When Stephen Covey’s now famous book The Seven Habits of Highly Effective People first came out, I discovered that my eight points above map quite precisely into the seven habits. In fact, it is almost the same list, just more tailored for an organization setting.
This list is valuable to develop your own attitude and emotions, but it’s also a list of the qualities you need to develop in all the people you work with. In the end business is so much like sports, and business leadership is like sports leadership. It can come from the players on the field, or it can come from the coach. But in business, as in sports, the inner game is as just as important as the outer game.
Just Do It.
For Further Study
Even thought the whole point of this article is to practice more, not read more, for those of you who want to study further, the following are some of my favorite leadership books.
There are great insights in most of the leadership books on the market today. Just make sure you don’t let them interfere with actually getting out on the court. When in doubt, just take fifteen minutes to read this article over again and go do something with it!
The Effective Executive—Peter Drucker.
The Seven Habits of Highly Effective People—Stephen Covey.
Working Smart: How to Accomplish More in Half the Time—Michael Leboeuf.
Succeed in Spite of Yourself—Everet Sutters.
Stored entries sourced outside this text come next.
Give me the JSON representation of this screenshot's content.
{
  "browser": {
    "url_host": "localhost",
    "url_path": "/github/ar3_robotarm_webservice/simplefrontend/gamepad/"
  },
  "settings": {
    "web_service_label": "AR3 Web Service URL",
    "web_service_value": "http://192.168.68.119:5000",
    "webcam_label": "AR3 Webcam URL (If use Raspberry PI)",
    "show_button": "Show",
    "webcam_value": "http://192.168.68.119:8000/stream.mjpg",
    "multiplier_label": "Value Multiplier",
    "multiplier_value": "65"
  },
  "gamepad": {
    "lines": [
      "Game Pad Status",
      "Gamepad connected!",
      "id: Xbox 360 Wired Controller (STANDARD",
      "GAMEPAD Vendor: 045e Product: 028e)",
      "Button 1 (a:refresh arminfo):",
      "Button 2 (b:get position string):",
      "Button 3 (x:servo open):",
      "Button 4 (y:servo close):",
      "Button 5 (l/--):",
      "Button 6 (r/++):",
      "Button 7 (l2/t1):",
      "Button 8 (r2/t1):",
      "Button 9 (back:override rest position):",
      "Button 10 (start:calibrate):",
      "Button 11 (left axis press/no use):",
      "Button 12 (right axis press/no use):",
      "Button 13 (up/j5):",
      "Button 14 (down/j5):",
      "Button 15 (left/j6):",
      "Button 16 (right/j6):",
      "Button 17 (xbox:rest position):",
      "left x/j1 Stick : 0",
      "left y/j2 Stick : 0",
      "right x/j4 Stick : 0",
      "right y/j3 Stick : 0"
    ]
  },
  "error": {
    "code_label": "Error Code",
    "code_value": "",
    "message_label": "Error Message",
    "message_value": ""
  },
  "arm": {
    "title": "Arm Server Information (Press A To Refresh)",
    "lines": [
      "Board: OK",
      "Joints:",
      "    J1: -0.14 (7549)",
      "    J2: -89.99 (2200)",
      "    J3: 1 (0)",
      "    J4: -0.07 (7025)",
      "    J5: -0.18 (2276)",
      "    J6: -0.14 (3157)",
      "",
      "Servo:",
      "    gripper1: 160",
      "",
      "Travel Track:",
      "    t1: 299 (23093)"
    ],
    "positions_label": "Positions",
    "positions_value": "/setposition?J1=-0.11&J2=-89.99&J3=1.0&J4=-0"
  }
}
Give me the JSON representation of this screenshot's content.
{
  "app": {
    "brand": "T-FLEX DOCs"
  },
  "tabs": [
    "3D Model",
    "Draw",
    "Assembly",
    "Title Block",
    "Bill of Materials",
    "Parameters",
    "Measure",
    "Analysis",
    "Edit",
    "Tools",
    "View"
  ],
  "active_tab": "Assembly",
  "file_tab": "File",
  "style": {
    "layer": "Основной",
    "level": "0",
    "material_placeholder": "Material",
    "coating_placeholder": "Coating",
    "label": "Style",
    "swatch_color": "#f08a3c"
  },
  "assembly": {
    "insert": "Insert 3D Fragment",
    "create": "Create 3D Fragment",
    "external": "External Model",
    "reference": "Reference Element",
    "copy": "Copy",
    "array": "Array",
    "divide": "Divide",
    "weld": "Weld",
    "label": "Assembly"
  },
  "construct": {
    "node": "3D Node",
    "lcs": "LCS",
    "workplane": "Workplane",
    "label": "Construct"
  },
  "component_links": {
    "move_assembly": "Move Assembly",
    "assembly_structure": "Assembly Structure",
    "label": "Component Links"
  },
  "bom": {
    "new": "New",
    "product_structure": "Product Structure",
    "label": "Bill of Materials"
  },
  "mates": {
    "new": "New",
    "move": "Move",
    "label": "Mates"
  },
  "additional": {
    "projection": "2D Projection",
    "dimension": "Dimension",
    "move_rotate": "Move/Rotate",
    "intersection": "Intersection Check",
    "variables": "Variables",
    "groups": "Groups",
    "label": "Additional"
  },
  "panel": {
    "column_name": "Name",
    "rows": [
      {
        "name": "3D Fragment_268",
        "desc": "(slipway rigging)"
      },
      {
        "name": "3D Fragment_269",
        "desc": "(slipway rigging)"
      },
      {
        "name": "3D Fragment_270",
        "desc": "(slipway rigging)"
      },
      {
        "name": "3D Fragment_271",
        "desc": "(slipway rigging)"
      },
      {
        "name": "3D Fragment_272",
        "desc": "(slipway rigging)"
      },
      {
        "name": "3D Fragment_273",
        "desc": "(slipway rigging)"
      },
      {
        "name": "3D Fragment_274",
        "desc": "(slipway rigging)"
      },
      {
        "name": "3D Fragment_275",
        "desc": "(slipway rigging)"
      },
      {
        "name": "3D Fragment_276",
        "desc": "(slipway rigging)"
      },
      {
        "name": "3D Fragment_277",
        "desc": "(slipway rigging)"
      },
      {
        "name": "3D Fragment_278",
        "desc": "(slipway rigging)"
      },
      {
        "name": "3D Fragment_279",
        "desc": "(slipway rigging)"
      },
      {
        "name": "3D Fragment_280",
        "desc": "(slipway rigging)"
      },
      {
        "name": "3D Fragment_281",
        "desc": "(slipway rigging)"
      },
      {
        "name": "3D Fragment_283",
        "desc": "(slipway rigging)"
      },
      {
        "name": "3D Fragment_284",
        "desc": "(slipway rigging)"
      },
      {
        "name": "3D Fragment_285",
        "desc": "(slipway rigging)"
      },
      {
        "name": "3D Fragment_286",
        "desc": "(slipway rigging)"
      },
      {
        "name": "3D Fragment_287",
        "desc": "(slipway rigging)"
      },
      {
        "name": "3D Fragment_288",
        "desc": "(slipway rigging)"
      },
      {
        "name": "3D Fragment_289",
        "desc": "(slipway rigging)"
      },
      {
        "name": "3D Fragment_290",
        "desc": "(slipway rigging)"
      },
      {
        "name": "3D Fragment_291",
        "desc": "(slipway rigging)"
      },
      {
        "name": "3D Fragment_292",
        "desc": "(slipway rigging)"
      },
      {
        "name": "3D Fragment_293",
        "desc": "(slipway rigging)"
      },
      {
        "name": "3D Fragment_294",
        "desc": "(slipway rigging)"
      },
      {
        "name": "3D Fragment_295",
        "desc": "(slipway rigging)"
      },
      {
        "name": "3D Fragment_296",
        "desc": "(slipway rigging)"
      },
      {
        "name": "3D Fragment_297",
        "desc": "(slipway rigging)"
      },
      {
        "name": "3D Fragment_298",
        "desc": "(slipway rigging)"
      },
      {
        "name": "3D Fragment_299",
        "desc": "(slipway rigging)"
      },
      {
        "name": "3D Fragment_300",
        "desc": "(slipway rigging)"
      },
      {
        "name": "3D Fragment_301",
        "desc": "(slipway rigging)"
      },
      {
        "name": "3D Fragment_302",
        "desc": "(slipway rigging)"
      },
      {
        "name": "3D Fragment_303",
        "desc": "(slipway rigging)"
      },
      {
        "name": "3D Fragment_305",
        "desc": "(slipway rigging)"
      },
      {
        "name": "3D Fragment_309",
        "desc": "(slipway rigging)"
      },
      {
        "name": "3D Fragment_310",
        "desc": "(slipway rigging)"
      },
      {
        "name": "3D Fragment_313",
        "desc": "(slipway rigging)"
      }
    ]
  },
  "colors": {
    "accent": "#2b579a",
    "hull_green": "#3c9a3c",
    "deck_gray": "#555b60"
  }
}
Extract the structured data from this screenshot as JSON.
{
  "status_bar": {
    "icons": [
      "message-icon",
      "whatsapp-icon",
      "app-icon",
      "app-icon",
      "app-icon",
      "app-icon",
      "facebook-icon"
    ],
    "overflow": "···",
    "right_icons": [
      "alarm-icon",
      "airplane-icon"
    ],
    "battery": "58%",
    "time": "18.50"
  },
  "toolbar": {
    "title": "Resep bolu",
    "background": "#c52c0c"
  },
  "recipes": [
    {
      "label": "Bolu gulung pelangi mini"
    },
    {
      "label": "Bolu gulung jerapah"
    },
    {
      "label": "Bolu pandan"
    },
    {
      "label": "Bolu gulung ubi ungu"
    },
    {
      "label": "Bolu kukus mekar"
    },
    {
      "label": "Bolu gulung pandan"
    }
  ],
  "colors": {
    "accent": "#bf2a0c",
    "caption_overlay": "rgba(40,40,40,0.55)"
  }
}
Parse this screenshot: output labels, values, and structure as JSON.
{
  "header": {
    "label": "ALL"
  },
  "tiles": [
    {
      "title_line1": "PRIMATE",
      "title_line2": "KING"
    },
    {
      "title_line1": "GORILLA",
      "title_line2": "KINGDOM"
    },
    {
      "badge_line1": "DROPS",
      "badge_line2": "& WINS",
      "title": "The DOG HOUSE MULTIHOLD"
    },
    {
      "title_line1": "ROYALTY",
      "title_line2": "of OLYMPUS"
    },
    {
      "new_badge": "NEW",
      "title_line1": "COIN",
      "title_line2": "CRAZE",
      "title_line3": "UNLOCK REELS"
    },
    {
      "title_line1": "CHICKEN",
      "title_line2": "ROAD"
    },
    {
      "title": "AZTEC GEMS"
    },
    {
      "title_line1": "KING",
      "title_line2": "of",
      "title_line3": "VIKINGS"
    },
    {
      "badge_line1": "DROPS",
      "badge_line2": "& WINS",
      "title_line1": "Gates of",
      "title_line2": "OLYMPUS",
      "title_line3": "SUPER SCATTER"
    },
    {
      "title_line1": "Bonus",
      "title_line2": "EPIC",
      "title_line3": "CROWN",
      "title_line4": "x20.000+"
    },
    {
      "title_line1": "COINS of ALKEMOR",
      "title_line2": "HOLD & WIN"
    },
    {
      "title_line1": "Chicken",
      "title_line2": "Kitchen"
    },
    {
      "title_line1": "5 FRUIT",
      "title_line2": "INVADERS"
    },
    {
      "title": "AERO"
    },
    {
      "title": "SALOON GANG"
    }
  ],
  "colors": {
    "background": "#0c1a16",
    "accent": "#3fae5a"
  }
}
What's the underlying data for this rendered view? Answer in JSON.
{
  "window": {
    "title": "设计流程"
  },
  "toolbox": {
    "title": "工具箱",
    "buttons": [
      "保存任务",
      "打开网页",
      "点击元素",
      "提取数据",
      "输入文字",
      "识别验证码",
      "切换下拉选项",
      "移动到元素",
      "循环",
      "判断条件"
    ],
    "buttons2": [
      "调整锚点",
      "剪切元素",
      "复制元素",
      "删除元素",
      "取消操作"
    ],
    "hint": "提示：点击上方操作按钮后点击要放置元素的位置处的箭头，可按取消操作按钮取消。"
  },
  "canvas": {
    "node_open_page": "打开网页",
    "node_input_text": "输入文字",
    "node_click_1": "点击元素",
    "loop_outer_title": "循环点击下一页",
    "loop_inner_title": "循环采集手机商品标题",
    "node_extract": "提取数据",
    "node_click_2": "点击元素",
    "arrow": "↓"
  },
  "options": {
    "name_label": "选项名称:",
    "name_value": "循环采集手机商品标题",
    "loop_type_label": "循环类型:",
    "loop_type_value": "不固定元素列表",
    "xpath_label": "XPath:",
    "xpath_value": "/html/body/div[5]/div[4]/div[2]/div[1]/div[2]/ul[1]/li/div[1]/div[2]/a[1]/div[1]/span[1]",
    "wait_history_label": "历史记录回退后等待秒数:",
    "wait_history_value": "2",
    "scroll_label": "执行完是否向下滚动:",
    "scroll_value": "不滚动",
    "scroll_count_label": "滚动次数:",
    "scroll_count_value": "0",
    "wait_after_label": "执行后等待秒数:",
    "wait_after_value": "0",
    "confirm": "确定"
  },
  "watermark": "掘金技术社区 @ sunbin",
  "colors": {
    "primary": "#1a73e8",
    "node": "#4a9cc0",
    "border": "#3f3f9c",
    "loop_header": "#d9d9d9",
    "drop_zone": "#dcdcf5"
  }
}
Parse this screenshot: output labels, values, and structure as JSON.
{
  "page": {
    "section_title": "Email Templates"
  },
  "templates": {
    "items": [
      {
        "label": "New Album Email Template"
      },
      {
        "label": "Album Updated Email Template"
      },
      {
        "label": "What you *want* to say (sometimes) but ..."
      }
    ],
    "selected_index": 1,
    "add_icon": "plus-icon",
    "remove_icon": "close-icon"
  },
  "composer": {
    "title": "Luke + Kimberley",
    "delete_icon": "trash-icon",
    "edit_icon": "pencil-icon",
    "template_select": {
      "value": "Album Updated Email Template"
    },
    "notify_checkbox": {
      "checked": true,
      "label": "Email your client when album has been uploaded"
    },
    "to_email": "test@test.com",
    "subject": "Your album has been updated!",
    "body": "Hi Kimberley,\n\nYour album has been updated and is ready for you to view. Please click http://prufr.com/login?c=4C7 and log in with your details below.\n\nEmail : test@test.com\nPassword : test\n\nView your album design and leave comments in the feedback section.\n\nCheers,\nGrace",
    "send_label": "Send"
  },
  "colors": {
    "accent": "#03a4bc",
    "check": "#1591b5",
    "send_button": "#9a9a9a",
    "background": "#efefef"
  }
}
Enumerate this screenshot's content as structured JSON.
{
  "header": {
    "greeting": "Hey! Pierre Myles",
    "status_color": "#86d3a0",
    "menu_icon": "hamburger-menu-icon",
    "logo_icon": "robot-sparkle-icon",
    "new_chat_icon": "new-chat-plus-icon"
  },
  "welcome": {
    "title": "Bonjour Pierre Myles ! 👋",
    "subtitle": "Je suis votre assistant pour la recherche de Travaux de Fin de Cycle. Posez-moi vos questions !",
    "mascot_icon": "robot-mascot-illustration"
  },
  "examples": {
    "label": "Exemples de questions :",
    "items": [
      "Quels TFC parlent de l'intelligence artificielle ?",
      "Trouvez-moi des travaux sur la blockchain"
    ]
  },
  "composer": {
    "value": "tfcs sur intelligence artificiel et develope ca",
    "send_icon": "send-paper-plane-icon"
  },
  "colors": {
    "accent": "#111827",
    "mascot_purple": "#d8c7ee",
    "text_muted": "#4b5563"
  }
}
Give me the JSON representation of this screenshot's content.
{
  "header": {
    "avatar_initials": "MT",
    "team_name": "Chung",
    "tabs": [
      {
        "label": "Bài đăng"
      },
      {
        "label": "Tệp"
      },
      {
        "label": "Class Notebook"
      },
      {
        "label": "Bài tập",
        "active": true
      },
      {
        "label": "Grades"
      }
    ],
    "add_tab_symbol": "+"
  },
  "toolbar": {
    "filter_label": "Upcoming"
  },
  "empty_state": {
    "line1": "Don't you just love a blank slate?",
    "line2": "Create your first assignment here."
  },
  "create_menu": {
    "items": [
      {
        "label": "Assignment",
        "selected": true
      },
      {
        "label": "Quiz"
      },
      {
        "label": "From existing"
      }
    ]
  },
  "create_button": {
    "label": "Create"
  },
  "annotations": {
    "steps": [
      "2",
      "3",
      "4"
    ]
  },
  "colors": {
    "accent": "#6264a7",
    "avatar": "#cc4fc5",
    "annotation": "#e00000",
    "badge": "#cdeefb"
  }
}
Thriving on Chaos—Tom Peters.
Bob Weisenberg is the former President and Co-owner of Northwoods Software Development, a leading internet development, e-commerce, and software programming company. Bob was a finalist in the 2001 Ernst & Young Entrepreneur of the Year competition. In 2002, Northwoods was named to the INC 500 list of “America’s Fastest Growing Private Companies” for the second year in a row, moving up to #124 from #236 in 2001.
This was not Bob’s first company to achieve the INC 500, however. His first INC 500 company (co-owned with three partners) was EMS, which also made the list twice, at #28 in 1983 and #435 in 1984. EMS went on to become one of the leading providers of manufacturing software in the U.S., and in 1994 became Wisconsin’s first publicly traded software company. (EMS was sold to the prominent Swedish ERP company IFS in 1999.)
Bob is also a musician (flamenco guitarist with a nationally recognized CD who played for six years at Don Quijote restaurant on Milwaukee’s East Side), champion athlete (won the Badger State Games in windsurfing in 1987), writer (author of a major paper for the 2000 Wisconsin Economic Summit), and industry organizer (co-founder and first president of Wisconsin’s trade association for IT companies—WITLA.)
Bob is a CPA and received a Bachelor’s Degree in Literature from Stanford University.